Typed dict throws KeyError when keys contain any UTF-8 character ends with \xb8\x80 #9542

Open
@M0gician

Description

Reporting a bug

Numba typed dict with key type of UnicodeCharSeq() of any length doesn't handle UTF-8 characters end with \xb8\x80 correctly.

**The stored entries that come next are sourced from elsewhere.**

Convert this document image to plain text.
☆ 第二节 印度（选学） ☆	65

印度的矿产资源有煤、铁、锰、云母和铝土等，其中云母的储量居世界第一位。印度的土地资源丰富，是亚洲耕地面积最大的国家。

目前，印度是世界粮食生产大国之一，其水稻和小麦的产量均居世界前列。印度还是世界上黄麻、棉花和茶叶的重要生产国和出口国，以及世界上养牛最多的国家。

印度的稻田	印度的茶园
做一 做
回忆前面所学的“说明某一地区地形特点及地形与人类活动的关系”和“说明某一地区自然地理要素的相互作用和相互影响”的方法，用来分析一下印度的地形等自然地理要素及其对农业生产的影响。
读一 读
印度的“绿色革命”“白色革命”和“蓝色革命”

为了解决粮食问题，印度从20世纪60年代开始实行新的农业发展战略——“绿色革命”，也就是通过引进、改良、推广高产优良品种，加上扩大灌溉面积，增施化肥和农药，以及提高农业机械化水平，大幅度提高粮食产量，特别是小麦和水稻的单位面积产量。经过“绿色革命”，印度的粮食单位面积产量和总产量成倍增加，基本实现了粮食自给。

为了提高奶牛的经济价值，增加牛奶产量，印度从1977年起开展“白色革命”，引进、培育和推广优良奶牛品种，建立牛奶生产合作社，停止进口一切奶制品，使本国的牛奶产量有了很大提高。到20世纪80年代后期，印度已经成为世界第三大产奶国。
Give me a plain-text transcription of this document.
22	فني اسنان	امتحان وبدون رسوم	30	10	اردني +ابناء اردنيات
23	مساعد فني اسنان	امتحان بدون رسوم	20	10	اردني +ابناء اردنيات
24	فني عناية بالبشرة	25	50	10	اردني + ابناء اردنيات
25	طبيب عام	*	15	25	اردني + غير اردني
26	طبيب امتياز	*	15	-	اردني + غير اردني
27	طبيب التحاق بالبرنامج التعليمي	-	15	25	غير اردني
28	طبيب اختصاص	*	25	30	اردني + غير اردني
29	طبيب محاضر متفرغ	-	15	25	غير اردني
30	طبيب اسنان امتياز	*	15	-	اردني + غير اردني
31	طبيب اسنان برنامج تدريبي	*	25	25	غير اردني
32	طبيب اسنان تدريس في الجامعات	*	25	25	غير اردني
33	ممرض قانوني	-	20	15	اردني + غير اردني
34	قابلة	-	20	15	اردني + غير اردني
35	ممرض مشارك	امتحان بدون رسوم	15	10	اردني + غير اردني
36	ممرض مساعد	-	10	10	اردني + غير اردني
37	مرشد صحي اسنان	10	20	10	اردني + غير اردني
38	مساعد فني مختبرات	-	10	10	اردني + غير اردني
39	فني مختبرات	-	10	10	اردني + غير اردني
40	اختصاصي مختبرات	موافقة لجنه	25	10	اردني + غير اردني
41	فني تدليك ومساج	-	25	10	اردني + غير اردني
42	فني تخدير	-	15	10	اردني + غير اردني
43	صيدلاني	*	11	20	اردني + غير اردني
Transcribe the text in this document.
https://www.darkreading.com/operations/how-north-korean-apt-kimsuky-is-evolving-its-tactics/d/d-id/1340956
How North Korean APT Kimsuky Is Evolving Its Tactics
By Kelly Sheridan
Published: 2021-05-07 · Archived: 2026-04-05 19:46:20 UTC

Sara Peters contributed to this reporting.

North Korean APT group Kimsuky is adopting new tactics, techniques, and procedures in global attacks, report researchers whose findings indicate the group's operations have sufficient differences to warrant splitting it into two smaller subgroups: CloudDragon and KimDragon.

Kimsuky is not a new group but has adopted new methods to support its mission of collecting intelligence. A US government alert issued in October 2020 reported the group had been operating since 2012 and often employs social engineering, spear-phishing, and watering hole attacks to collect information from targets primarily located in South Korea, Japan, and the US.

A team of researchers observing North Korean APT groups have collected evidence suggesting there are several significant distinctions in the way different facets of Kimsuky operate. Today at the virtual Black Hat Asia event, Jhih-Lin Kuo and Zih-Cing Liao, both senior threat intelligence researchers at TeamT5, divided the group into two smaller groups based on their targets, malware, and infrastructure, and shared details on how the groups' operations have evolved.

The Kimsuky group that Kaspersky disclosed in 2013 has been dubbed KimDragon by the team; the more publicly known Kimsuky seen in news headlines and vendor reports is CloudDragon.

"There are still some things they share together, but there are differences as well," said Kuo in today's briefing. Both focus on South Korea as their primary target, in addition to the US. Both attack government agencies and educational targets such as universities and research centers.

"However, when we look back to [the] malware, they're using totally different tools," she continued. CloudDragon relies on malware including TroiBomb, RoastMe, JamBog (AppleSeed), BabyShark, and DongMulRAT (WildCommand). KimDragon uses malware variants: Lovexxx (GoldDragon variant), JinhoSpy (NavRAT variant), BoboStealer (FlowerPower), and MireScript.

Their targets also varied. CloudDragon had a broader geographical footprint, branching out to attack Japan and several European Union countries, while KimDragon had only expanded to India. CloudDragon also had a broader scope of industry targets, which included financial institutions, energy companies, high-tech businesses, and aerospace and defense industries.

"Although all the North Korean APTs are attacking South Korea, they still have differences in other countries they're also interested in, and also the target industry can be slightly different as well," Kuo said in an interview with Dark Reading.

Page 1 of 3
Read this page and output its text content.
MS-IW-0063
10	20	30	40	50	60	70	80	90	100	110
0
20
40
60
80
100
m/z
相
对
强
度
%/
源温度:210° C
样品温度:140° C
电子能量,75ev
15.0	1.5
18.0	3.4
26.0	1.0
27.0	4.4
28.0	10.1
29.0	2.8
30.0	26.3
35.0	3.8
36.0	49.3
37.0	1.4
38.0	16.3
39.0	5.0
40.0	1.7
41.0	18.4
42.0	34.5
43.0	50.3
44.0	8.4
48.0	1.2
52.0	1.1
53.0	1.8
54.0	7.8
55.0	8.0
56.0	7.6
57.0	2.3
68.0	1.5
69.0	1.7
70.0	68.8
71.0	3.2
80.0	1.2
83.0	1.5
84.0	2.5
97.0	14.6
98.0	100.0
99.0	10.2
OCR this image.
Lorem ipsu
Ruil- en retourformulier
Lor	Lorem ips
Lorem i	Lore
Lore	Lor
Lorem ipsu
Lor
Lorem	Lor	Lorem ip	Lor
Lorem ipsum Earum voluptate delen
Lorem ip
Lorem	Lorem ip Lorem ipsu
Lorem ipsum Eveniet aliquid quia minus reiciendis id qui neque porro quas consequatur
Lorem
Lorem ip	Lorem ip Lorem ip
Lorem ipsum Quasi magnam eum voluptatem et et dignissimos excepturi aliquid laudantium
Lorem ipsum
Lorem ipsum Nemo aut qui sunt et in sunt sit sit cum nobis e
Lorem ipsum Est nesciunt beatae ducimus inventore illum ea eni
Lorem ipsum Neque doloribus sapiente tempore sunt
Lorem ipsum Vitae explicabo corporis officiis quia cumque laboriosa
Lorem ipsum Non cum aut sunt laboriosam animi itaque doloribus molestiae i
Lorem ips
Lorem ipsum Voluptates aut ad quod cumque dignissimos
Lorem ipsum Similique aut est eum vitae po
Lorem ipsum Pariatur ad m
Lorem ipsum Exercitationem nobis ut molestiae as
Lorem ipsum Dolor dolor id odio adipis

It seems that any of these characters is casted into empty string when __getitem__ is called, resulting KeyError

Minimum Reproduction Demo

import numba
a = numba.typed.typeddict.Dict.empty(numba.types.UnicodeCharSeq(1), numba.int64)
a['一'] = 10    # \xe4\xb8\x80
print(a)
  • this demo also works for other UTF-8 characters like 㸀 ( \xe3\xb8\x80 ) 渀 ( \xe6\xb8\x80 ) 縀 ( \xe7\xb8\x80 ) 帀 ( \xe5\xb8\x80 )
  • Error Message

    Traceback (most recent call last):
      File "
    
    
    
    
        
    <stdin>", line 1, in <module>
      File "...\.vscode\extensions\ms-python.python-2024.4.1\python_files\pythonrc.py", line 22, in my_displayhook
        self.original_displayhook(value)
      File "...\mamba\lib\site-packages\numba\typed\typeddict.py", line 217, in __repr__
        body = str(self)
      File "...\mamba\lib\site-packages\numba\typed\typeddict.py", line 212, in __str__
        for k, v in self.items():
      File "...\mamba\lib\_collections_abc.py", line 911, in __iter__
        yield (key, self._mapping[key])
      File "...\mamba\lib\site-packages\numba\typed\typeddict.py", line 180, in __getitem__
        return _getitem(self, key)
      File "...\mamba\lib\site-packages\numba\typed\dictobject.py", line 783, in impl
        raise KeyError()
    KeyError

    numba 0.59.1

  • [x ] I have tried using the latest released version of Numba (most recent is
    visible in the release notes
    ( https://numba.readthedocs.io/en/stable/release-notes-overview.html ).
  • [x ] I have included a self contained code sample to reproduce the problem.
    i.e. it's possible to run as 'python bug.py'.
  •